La formation, a-t-il poursuivi, a également porté sur les dimensions morale, physique, intellectuelle et professionnelle. Les élèves, selon le comman-dant de l’ENSOG, le chef d’escadron Souleymane Coulibaly, ont été préparés au commandement d’un groupe au combat, aux missions de maintien et de rétablissement de l’ordre ainsi qu’aux fonctions d’agent de police judiciaire. « Des stages pratiques et des exercices de mise en condition opérationnelle ont complété cet apprentissage », a précisé le chef d’escadron Coulibaly.

« Le combat n’est pas encore fini »

S’adressant aux nouveaux sous-officiers, le ministre d’Etat, ministre de la Guerre et de la Défense patriotique, le général de division Célestin Simporé, a rappelé que leur sortie intervient dans un contexte où le Burkina Faso poursuit la reconquête de son territoire. Pour le ministre d’Etat, les nouveaux gendarmes doivent immédiatement se mettre dans les dispositions de combat et contribuer à la consolidation des victoires déjà engrangées.

Si la guerre contre le terrorisme « tire vers sa fin », a-t-il souligné, « le combat n’est pas encore fini ». D’où son appel à la loyauté, à la fidélité, à la discipline et au courage. Le chef d’état-major de la Gendarmerie nationale, le colonel Issa Yaguibou, a, pour sa part, exhorté les nouveaux maréchaux des logis à faire de l’intégrité et du sens du devoir leur ligne de conduite.

Il leur a notamment rappelé que l’épaulette n’est pas un privilège, mais une respon-sabilité supplémentaire envers la Nation et les populations. Corruption, racket, favoritisme, compromission et abus d’autorité doivent, selon lui, être bannis du comportement du gendarme.

La 52e promotion a par ailleurs réalisé des performances remarquables.
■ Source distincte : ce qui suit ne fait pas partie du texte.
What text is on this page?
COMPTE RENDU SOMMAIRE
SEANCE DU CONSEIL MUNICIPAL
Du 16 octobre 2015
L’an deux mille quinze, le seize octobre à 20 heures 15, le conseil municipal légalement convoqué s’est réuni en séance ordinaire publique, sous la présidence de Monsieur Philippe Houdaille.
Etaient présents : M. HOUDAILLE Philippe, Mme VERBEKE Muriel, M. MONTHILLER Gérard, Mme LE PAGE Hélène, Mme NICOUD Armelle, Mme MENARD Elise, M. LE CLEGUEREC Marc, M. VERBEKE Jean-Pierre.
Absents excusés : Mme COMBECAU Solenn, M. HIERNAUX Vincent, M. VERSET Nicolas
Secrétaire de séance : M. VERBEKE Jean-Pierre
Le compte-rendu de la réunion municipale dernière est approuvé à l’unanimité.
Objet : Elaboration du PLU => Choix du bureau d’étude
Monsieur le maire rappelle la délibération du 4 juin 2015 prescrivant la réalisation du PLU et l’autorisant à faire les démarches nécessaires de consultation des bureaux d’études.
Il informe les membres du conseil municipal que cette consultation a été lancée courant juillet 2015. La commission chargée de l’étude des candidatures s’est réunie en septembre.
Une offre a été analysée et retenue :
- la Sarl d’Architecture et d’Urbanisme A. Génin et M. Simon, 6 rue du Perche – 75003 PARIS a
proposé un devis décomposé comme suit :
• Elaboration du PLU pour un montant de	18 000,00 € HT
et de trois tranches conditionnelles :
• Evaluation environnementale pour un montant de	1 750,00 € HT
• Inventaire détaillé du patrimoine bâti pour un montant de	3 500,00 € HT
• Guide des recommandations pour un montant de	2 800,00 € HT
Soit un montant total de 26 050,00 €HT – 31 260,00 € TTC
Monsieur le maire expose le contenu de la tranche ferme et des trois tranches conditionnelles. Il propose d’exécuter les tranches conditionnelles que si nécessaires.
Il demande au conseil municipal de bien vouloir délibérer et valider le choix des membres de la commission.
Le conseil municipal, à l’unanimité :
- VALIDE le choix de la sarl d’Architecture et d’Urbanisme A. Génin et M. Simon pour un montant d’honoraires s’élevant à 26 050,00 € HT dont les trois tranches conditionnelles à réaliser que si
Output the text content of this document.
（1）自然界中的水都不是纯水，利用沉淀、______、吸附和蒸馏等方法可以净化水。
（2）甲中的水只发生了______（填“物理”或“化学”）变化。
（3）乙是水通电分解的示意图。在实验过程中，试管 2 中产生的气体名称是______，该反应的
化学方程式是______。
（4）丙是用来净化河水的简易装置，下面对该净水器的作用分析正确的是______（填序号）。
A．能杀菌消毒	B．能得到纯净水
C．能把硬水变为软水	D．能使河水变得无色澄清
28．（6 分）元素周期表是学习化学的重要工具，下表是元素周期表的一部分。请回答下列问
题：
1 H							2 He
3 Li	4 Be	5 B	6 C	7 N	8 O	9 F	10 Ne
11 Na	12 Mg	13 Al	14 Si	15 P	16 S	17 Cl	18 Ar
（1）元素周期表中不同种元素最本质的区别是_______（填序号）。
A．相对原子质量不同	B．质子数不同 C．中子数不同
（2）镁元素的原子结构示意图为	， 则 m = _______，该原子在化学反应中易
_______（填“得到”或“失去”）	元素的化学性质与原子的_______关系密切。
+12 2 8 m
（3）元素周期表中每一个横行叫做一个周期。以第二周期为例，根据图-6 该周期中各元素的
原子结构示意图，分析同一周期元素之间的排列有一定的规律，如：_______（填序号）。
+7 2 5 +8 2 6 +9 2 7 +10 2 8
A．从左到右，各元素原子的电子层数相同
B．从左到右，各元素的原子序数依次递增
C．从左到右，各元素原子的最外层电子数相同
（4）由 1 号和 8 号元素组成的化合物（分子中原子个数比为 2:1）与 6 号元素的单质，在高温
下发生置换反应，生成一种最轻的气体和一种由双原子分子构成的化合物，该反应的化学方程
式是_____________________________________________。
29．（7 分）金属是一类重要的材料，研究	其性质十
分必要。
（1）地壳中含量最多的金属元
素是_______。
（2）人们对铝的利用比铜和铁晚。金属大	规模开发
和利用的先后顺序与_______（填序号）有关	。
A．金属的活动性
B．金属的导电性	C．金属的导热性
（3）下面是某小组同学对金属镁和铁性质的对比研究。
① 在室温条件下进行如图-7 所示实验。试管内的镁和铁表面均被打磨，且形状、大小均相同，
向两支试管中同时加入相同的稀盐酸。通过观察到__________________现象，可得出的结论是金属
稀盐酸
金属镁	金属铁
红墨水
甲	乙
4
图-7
Les 300 élèves ont été déclarés aptes à intégrer les effectifs des Forces armées nationales, avec un taux de réussite de 100%. Le major de la promotion affiche une moyenne de 17,51/20, tandis que le dernier obtient 13,45/20, pour une moyenne de classe de 15,43/20.

Pour le délégué de la promotion, ces résultats sont le fruit de la détermination et des sacrifices consentis durant les deux années de formation. Baptisée « Kawgu », symbole de victoire en langue fulfuldé, la promotion de ces jeunes gendarmes se dit prête à affronter les réalités du terrain. Ils sont désormais appelés à traduire leur engagement en actes, aux côtés des autres forces combattantes, pour la défense de la patrie, la protection des populations et la sécurisation du territoire national.